Davalı Sultanahmet Gıda Sanayi şirketinin avukatı ise şekil yönünden ‘Sultanahmet Köftecisi’ markasının davacı şirketin markasıyla benzerlik göstermediğini belirterek davanın reddini istedi. Sultanahmet köftecisi markasının artık yaygın bir ad haline geldiğini iddia eden davalı şirketin avukatı, “Davacının markasına yönelik bir yatırımı bulunmamaktadır. Marka hakkına tecavüz ya da haksız rekabet yoktur. Müvekkilim şirket kendinin olan markayı kullanmakta ve bu markaya yatırım yapmaktadır. Davanın reddi gerekir” dedi. 4 yıldır süren davanın karar duruşmasına katılan Elit Gıda’nın avukatı, “Davalı taraf kötü niyetli olarak markaları tescil ettirmiştir. Bizim markamızın tanınmışlığından faydalandıklarını düşünüyoruz. 100 yıldır müvekkilime ait olan markaya tecavüzün önlenmesini ve tazminat talebimizin kabulüne karar verilmesini istiyoruz” dedi.
Kararını açıklayan mahkeme, Elit Gıda’nın açtığı davayı kabul etti. Mahkeme, davalı şirketin marka hakkına tecavüzün ve haksız rekabetin engellenmesine, önlenmesine ve giderilmesine karar verdi. Davalı şirketin “sultanahmetkofteci.com.tr” adlı internetsitesinin de iptaline karar veren mahkeme, Elit Gıda’nın “Sultanahmet Köftecisi” markasına tecavüz oluşturacak şekilde davalının her türlü mal ve hizmet üzerinde ticaret, iş evrakları, tabelalar, billboardlar, tanıtım ve reklam aracı üzerinde markasal kullanımının önlenmesine karar verdi. Mahkeme, ayrıca davalı şirketin 621 bin 993 lira maddi ve 5 bin lira manevi olmak üzere 626 bin 993 liranın faiziyle birlikte davalı şirketten alınarak davacı Elit Gıda’ya ödenmesine hükmetti.
Davalı Sultanahmet Gıda Sanayi şirketinin avukatı ise şekil yönünden “Sultanahmet Köftecisi” markasının davacı şirketin markasıyla benzerlik göstermediğini belirterek davanın reddini istedi.
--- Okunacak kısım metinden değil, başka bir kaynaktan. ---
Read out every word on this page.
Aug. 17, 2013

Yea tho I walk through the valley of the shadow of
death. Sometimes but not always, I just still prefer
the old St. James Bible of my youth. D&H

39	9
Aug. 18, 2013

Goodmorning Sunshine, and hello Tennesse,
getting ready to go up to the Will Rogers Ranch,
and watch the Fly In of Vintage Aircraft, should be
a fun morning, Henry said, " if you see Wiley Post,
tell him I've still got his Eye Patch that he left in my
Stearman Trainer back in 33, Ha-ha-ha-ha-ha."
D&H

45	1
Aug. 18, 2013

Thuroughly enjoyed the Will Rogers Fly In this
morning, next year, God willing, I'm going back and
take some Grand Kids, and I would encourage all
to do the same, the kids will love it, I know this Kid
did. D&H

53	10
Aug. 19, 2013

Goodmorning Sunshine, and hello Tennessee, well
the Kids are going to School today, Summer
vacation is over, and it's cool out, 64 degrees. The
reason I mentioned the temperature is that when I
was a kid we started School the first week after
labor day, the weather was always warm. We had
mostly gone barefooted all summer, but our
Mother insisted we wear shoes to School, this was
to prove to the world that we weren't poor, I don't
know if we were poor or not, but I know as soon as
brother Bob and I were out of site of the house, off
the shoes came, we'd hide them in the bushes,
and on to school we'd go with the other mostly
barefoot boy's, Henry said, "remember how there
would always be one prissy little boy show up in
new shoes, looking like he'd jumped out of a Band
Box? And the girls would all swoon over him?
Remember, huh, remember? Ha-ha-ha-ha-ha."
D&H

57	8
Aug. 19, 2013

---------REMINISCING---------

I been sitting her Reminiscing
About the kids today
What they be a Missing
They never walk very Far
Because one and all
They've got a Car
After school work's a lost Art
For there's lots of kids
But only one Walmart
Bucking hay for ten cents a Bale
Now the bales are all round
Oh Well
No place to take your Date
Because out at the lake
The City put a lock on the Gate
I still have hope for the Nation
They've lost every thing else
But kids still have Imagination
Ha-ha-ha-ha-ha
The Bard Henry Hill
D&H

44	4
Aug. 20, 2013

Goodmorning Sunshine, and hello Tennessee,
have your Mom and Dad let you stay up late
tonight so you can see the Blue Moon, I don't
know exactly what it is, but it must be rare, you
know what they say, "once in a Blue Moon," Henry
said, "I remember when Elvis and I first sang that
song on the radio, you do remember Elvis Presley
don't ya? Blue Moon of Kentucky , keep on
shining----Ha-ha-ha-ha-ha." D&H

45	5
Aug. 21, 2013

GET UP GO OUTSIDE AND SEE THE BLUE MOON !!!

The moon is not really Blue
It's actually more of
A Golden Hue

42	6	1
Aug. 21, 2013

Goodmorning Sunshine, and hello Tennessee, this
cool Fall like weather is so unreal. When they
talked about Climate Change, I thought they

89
Davacı tarafından tanınmışlığa ilişkin olarak sunulan İstanbul Kültür Üniversitesi öğretim üyesi Prof. Dr. Tamer Koçel tarafından kaleme alınan “Kıdemli İşletmeler” başlıklı tezde işletme markasının “Tarihi Sultanahmet Köftecisi Selim Usta” olduğu ve bu işletme adının davacı markasından ve işletme adından farklı olduğu görülmektedir. Davacı birçok benzeri gibi Sultanahmet Köfte markasını aslında marka olarak değil, sanki bir semt adıymış gibi kullanarak, kendi mahallini belirtmiş, bu adı araç haline getirmiş varsa asıl ününü, Selim Usta adından kazanmıştır. Sonrasında bu isim pek çok işletme tarafından kullanılarak ayırt ediciliğini kaybetmiştir” dedi.
Türk Patent Enstitüsü nezdinde çok sayıda Sultanahmet Köfte şeklinde markaların varlığına rastlandığını belirten davalı avukatı, “Bu markalar arasında ayırt edici bir kullanımın en özgün olanının müvekkilin markası olduğu anlaşılmıştır. Müvekkilin bu alelade zayıf markaya yaptığı ayırt edici ve tanımlayıcı şekil, renk ve karakterler ile bu markayı bir restoran zinciri haline getirdikten sonra davacının marka üzerinde hak iddia etmesi kabul edilemez. Müvekkil uzun zamandan beri aktif olarak kullanılan bir markayı devir alıp, bu markayla yapılan yatırımları büyütmüş ve onu tanınmış hale getirmiştir. Marka hakkına tecavüz ya da haksız rekabet yoktur. Müvekkilim şirket kendinin olan markayı kullanmakta ve bu markaya yatırım yapmaktadır. Davanın reddi gerekir” diye konuştu.